WoD: An welchem Ort in der DSA-Welt würdest Du am liebsten leben?

Stefan Blanck: Die Frage ist meiner Auffassung nach falsch gestellt, denn sie impliziert, dass man sich an einem Ort besonders wohlfühlt um dort zu leben. Genau das möchte ich als Held aber nicht. Ich möchte jeden Tag etwas Neues erleben und in Gebiete aufbrechen, in denen ich noch nicht war.

Um die Frage aber dennoch halbwegs zu beantworten: Ich denke, ich würde mich unter Thorwalern wohlfühlen, jeden Abend volle Krüge stemmen, aufs Meer hinausblicken und einer Rauferei nicht abgeneigt sein, sofern man sich danach wieder in die Arme fällt. (Hohe KO- und KK-Werte vorausgesetzt.)

WoD: Welchen Heldentyp magst Du am meisten?

Stefan Blanck: Ich spiele am liebsten einen Streuner. Meine zweite Wahl fällt auf einen Thorwaler. Bei Drakensang spiele ich allerdings eine tulamidische Elementaristin.

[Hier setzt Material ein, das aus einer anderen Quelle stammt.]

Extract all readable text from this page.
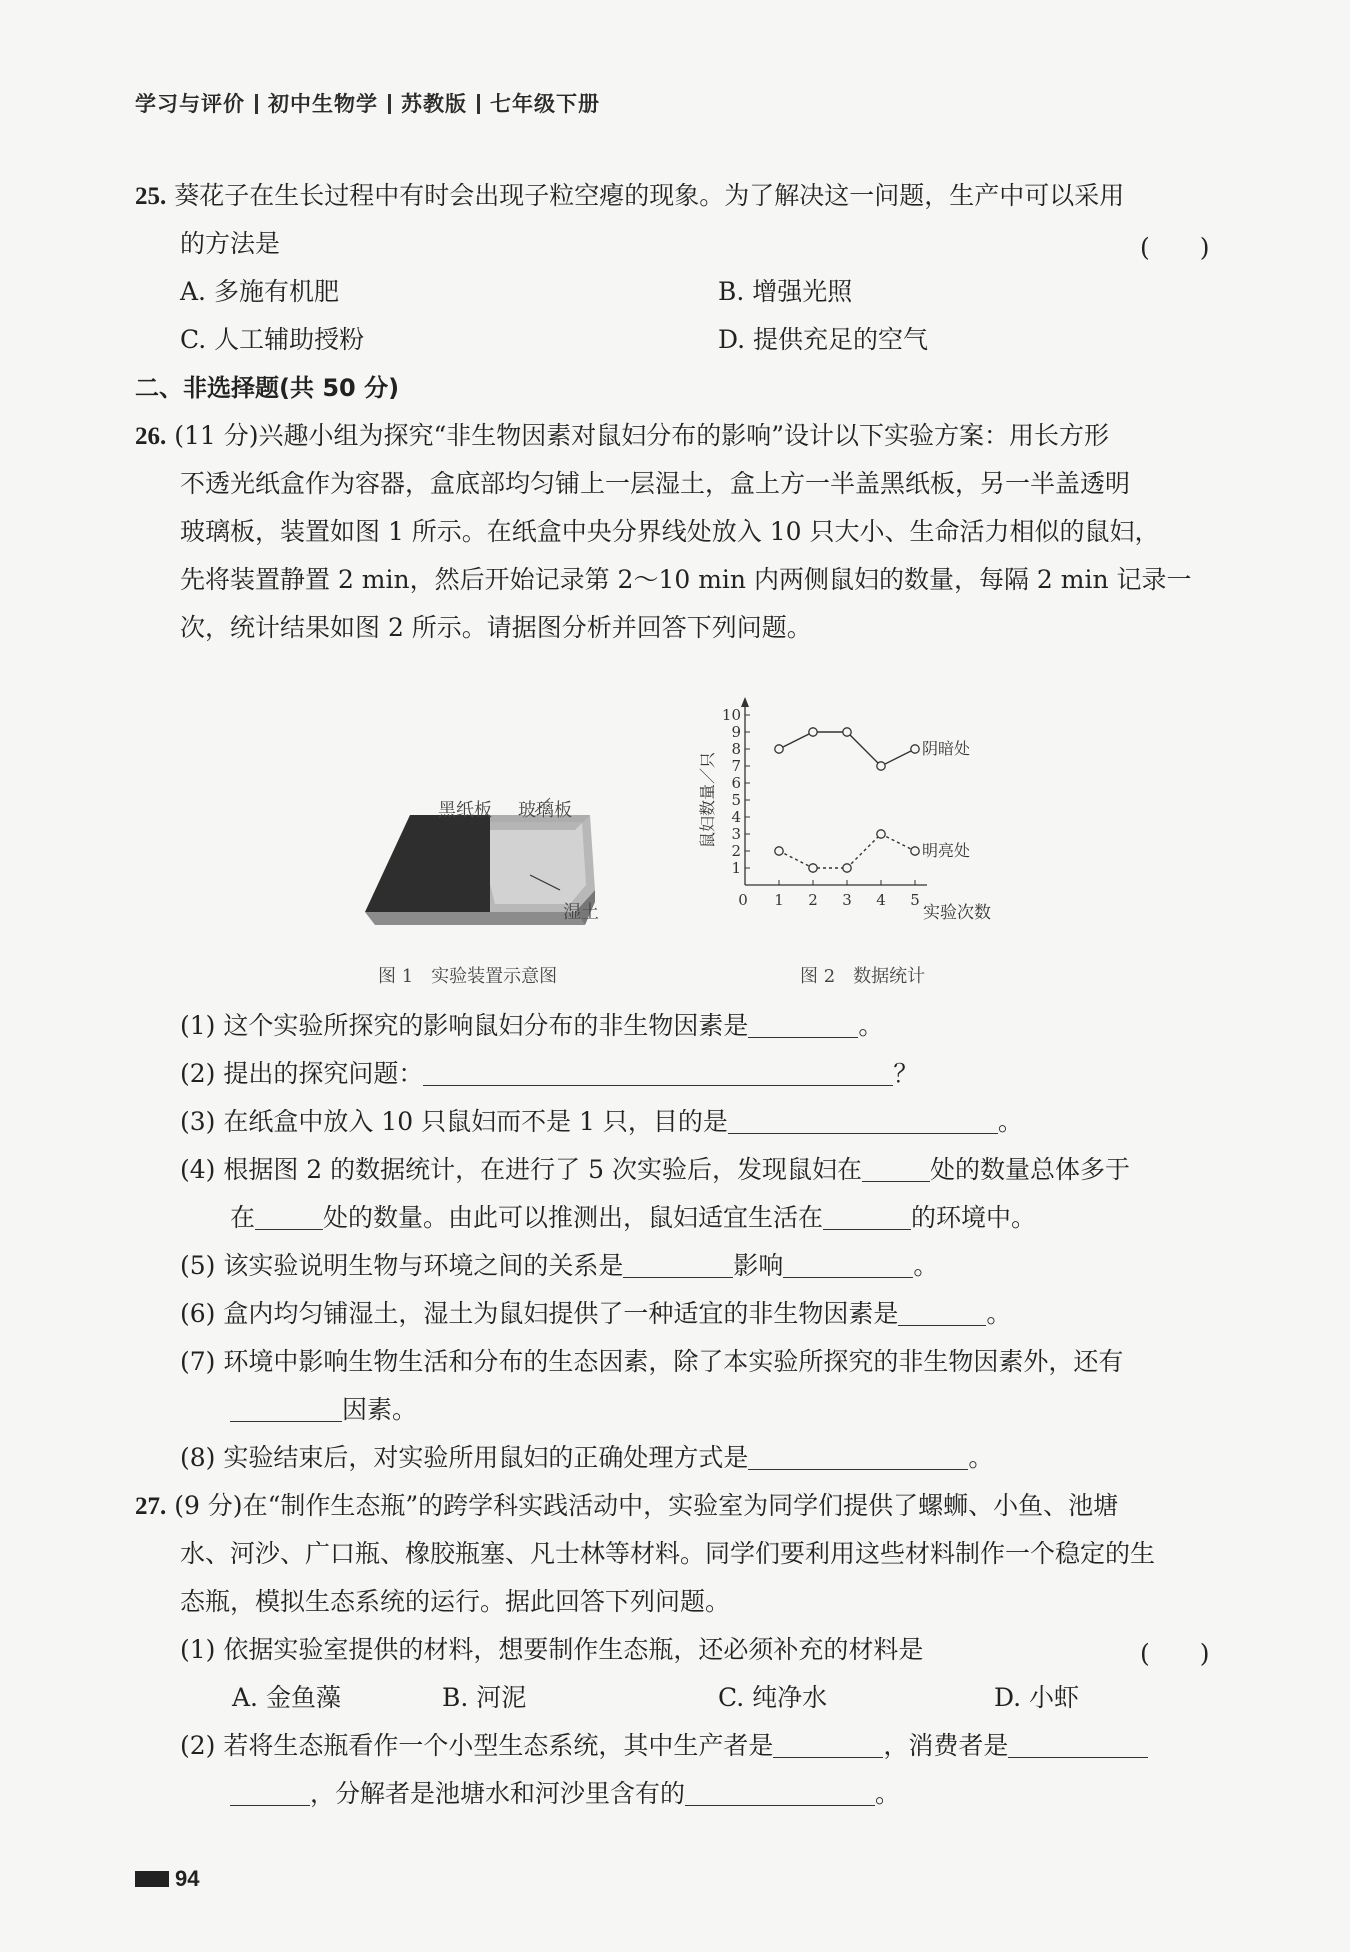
学习与评价 初中生物学 苏教版 七年级下册
25. 葵花子在生长过程中有时会出现子粒空瘪的现象。为了解决这一问题，生产中可以采用
的方法是	(　　)
A. 多施有机肥	B. 增强光照
C. 人工辅助授粉	D. 提供充足的空气
二、非选择题(共 50 分)
26. (11 分)兴趣小组为探究“非生物因素对鼠妇分布的影响”设计以下实验方案：用长方形
不透光纸盒作为容器，盒底部均匀铺上一层湿土，盒上方一半盖黑纸板，另一半盖透明
玻璃板，装置如图 1 所示。在纸盒中央分界线处放入 10 只大小、生命活力相似的鼠妇，
先将装置静置 2 min，然后开始记录第 2～10 min 内两侧鼠妇的数量，每隔 2 min 记录一
次，统计结果如图 2 所示。请据图分析并回答下列问题。
黑纸板 玻璃板
湿土
图 1　实验装置示意图
1
2
3
4
5
6
7
8
9
10
0 1 2 3 4 5
实验次数
鼠妇数量／只
阴暗处
明亮处
图 2　数据统计
(1) 这个实验所探究的影响鼠妇分布的非生物因素是	。
(2) 提出的探究问题：	？
(3) 在纸盒中放入 10 只鼠妇而不是 1 只，目的是	。
(4) 根据图 2 的数据统计，在进行了 5 次实验后，发现鼠妇在	处的数量总体多于
在	处的数量。由此可以推测出，鼠妇适宜生活在	的环境中。
(5) 该实验说明生物与环境之间的关系是	影响	。
(6) 盒内均匀铺湿土，湿土为鼠妇提供了一种适宜的非生物因素是	。
(7) 环境中影响生物生活和分布的生态因素，除了本实验所探究的非生物因素外，还有
因素。
(8) 实验结束后，对实验所用鼠妇的正确处理方式是	。
27. (9 分)在“制作生态瓶”的跨学科实践活动中，实验室为同学们提供了螺蛳、小鱼、池塘
水、河沙、广口瓶、橡胶瓶塞、凡士林等材料。同学们要利用这些材料制作一个稳定的生
态瓶，模拟生态系统的运行。据此回答下列问题。
(1) 依据实验室提供的材料，想要制作生态瓶，还必须补充的材料是	(　　)
A. 金鱼藻	B. 河泥	C. 纯净水	D. 小虾
(2) 若将生态瓶看作一个小型生态系统，其中生产者是	，消费者是
，分解者是池塘水和河沙里含有的	。
94
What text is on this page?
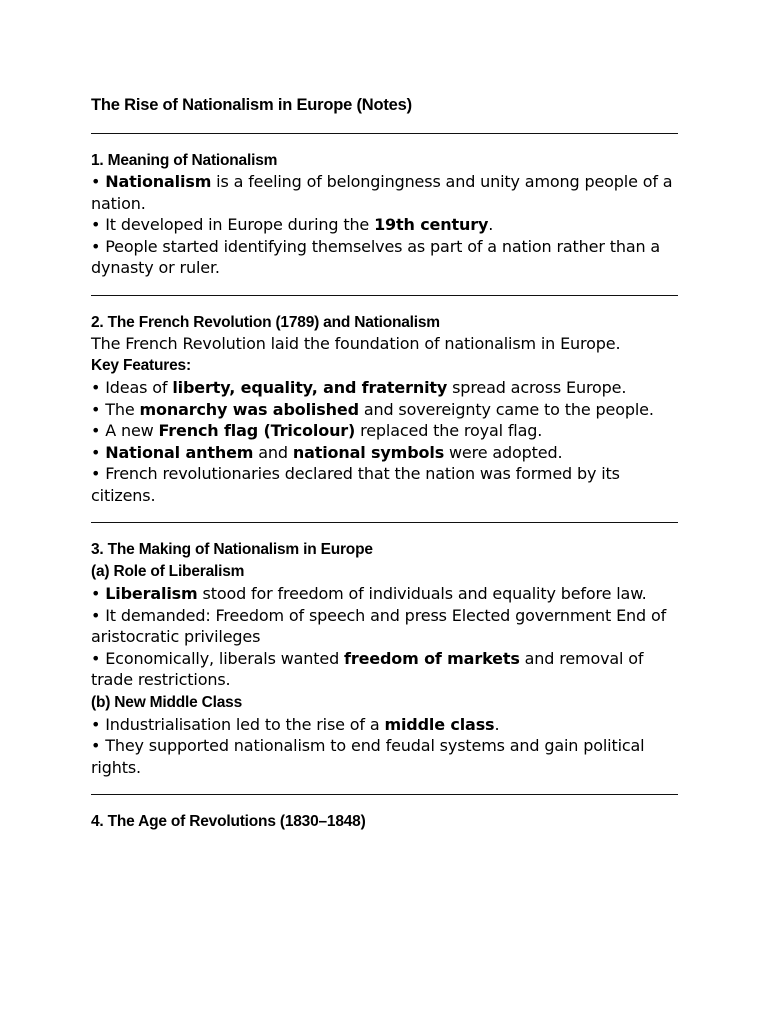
The Rise of Nationalism in Europe (Notes)
1. Meaning of Nationalism

• Nationalism is a feeling of belongingness and unity among people of a nation.

• It developed in Europe during the 19th century.

• People started identifying themselves as part of a nation rather than a dynasty or ruler.

2. The French Revolution (1789) and Nationalism

The French Revolution laid the foundation of nationalism in Europe.

Key Features:

• Ideas of liberty, equality, and fraternity spread across Europe.

• The monarchy was abolished and sovereignty came to the people.

• A new French flag (Tricolour) replaced the royal flag.

• National anthem and national symbols were adopted.

• French revolutionaries declared that the nation was formed by its citizens.

3. The Making of Nationalism in Europe
(a) Role of Liberalism

• Liberalism stood for freedom of individuals and equality before law.

• It demanded: Freedom of speech and press Elected government End of aristocratic privileges

• Economically, liberals wanted freedom of markets and removal of trade restrictions.

(b) New Middle Class

• Industrialisation led to the rise of a middle class.

• They supported nationalism to end feudal systems and gain political rights.

4. The Age of Revolutions (1830–1848)
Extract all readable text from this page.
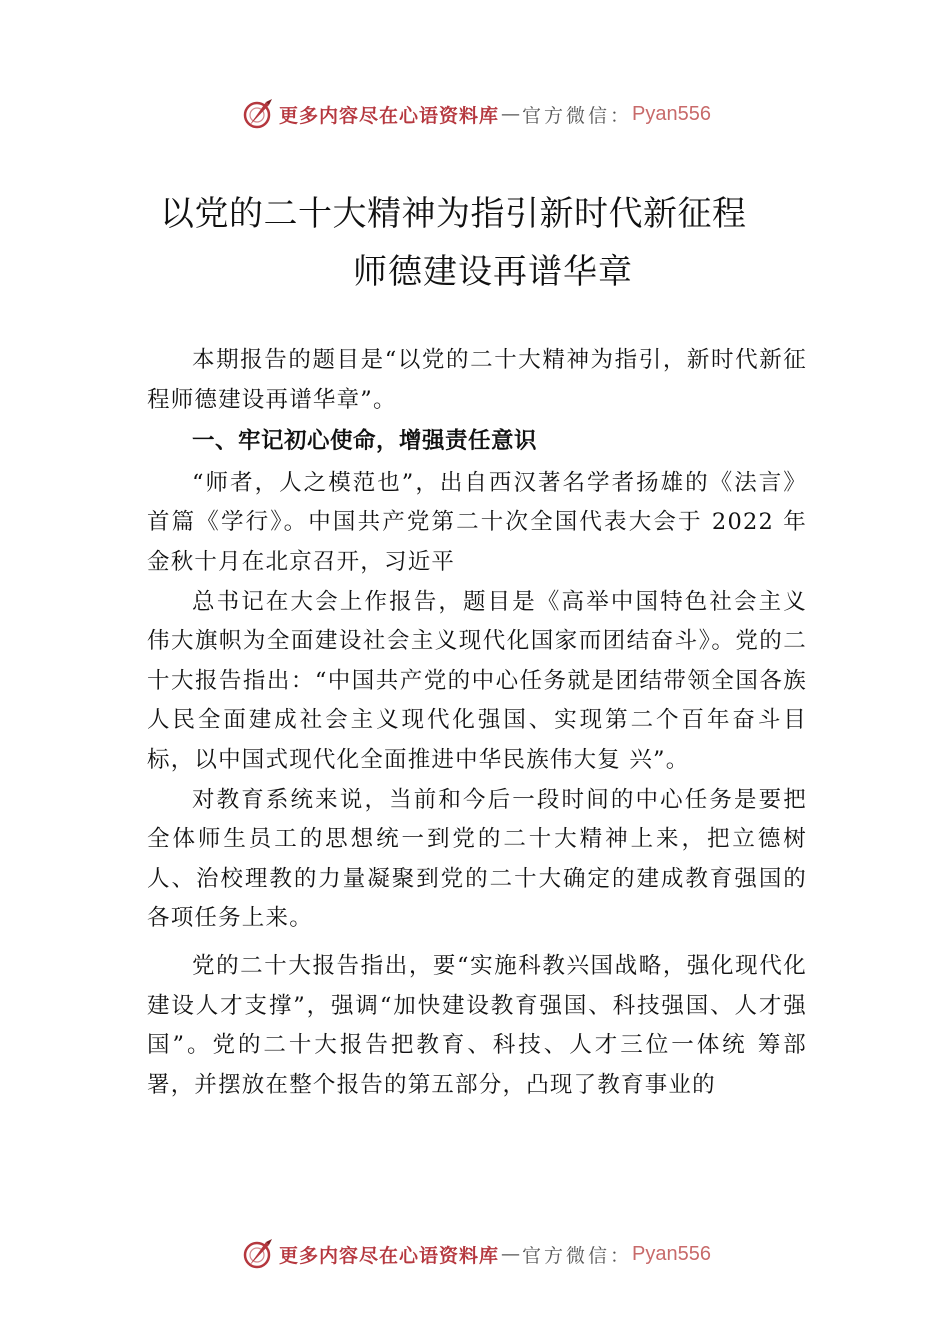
更多内容尽在心语资料库 — 官方微信： Pyan556
以党的二十大精神为指引新时代新征程
师德建设再谱华章

本期报告的题目是“以党的二十大精神为指引，新时代新征程师德建设再谱华章”。

一、牢记初心使命，增强责任意识

“师者，人之模范也”，出自西汉著名学者扬雄的《法言》首篇《学行》。中国共产党第二十次全国代表大会于 2022 年金秋十月在北京召开，习近平

总书记在大会上作报告，题目是《高举中国特色社会主义伟大旗帜为全面建设社会主义现代化国家而团结奋斗》。党的二十大报告指出：“中国共产党的中心任务就是团结带领全国各族人民全面建成社会主义现代化强国、实现第二个百年奋斗目标，以中国式现代化全面推进中华民族伟大复 兴”。

对教育系统来说，当前和今后一段时间的中心任务是要把全体师生员工的思想统一到党的二十大精神上来，把立德树人、治校理教的力量凝聚到党的二十大确定的建成教育强国的各项任务上来。

党的二十大报告指出，要“实施科教兴国战略，强化现代化建设人才支撑”，强调“加快建设教育强国、科技强国、人才强国”。党的二十大报告把教育、科技、人才三位一体统 筹部署，并摆放在整个报告的第五部分，凸现了教育事业的

更多内容尽在心语资料库 — 官方微信： Pyan556
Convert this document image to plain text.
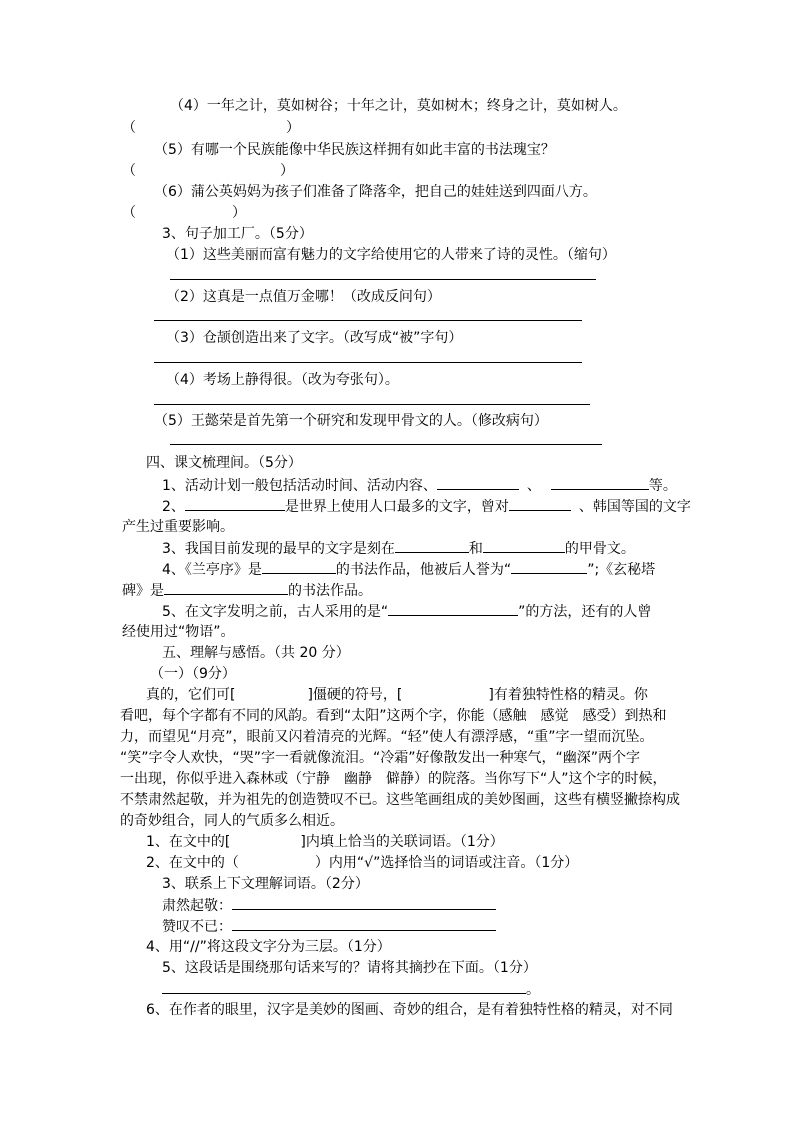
（4）一年之计，莫如树谷；十年之计，莫如树木；终身之计，莫如树人。
（	）
（5）有哪一个民族能像中华民族这样拥有如此丰富的书法瑰宝？
（	）
（6）蒲公英妈妈为孩子们准备了降落伞，把自己的娃娃送到四面八方。
（	）
3、句子加工厂。（5分）
（1）这些美丽而富有魅力的文字给使用它的人带来了诗的灵性。（缩句）
（2）这真是一点值万金哪！（改成反问句）
（3）仓颉创造出来了文字。（改写成“被”字句）
（4）考场上静得很。（改为夸张句）。
（5）王懿荣是首先第一个研究和发现甲骨文的人。（修改病句）
四、课文梳理间。（5分）
1、活动计划一般包括活动时间、活动内容、	、	等。
2、	是世界上使用人口最多的文字，曾对	、韩国等国的文字
产生过重要影响。
3、我国目前发现的最早的文字是刻在	和	的甲骨文。
4、《兰亭序》是	的书法作品，他被后人誉为“	”;《玄秘塔
碑》是	的书法作品。
5、在文字发明之前，古人采用的是“	”的方法，还有的人曾
经使用过“物语”。
五、理解与感悟。（共 20 分）
（一）（9分）
真的，它们可[	]僵硬的符号，[	]有着独特性格的精灵。你
看吧，每个字都有不同的风韵。看到“太阳”这两个字，你能（感触　感觉　感受）到热和
力，而望见“月亮”，眼前又闪着清亮的光辉。“轻”使人有漂浮感，“重”字一望而沉坠。
“笑”字令人欢快，“哭”字一看就像流泪。“冷霜”好像散发出一种寒气，“幽深”两个字
一出现，你似乎进入森林或（宁静　幽静　僻静）的院落。当你写下“人”这个字的时候，
不禁肃然起敬，并为祖先的创造赞叹不已。这些笔画组成的美妙图画，这些有横竖撇捺构成
的奇妙组合，同人的气质多么相近。
1、在文中的[	]内填上恰当的关联词语。（1分）
2、在文中的（	）内用“√”选择恰当的词语或注音。（1分）
3、联系上下文理解词语。（2分）
肃然起敬：
赞叹不已：
4、用“//”将这段文字分为三层。（1分）
5、这段话是围绕那句话来写的？请将其摘抄在下面。（1分）
。
6、在作者的眼里，汉字是美妙的图画、奇妙的组合，是有着独特性格的精灵，对不同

WoD: Welcher Gott wäre Dein Schutzgott?

Stefan Blanck: Die Antwort fällt mir nicht ganz einfach. Für meine typischen Helden gibt es ohnehin keine Präferenz, da ich keine Geweihten spiele oder sonst welche, die einen engen Bezug zu einem bestimmten Gott haben.

Die Antwort gebe ich also eher persönlich und das wäre: Tsa, die Wandelbare, denn ich bin kein Mensch, der Stunde für Stunde, Tag für Tag und Jahr für Jahr immer wieder das Gleiche machen möchte. Abwechslung hält das Leben interessant.

Zwei weitere Götter würde ich flankierend nennen: Hesinde und Phex.

WoD: Kommen wir zu den etwas ernsthafteren Fragen: Wie kam es eigentlich zur Idee des Browsergames? Sicher spielte der Erwerb der Rechte an den vor einiger Zeit erschienenen Handyumsetzungen eine Rolle dabei...

Stefan Blanck: Die DSA-Soloabenteuer für Handys waren international sehr erfolgreich. Leider wurde unser ehemaliger Publisher elkware vor Jahren an ein sehr großes amerikanisches Unternehmen verkauft, die etwa 1 ½ Jahre später den Geschäftsbereich „Mobile Games“ komplett aufgaben. Davon waren auch wir betroffen. Von einem auf den anderen Tag wurden die Server abgestellt, aber davon wurden wir noch nicht einmal in Kenntnis gesetzt. Es dauerte fast 9 Monate, bis wir sämtliche rechtlichen Details geklärt hatten und mit unserer Entwicklung jetzt wieder völlig unabhängig sind.

Zunächst plante ich, die Mobile-Games erneut zu veröffentlichen, aber erstens ist der Mobile Gaming Markt weltweit schwieriger geworden und zweitens ist ein Relaunch mit einem so großen Portfolio, wie wir es bereits mit 15 Titeln besitzen, zudem nicht einfach.

Seit einem Jahr reifte deshalb bei mir die Idee, die Spiele als Browsergames zu veröffentlichen.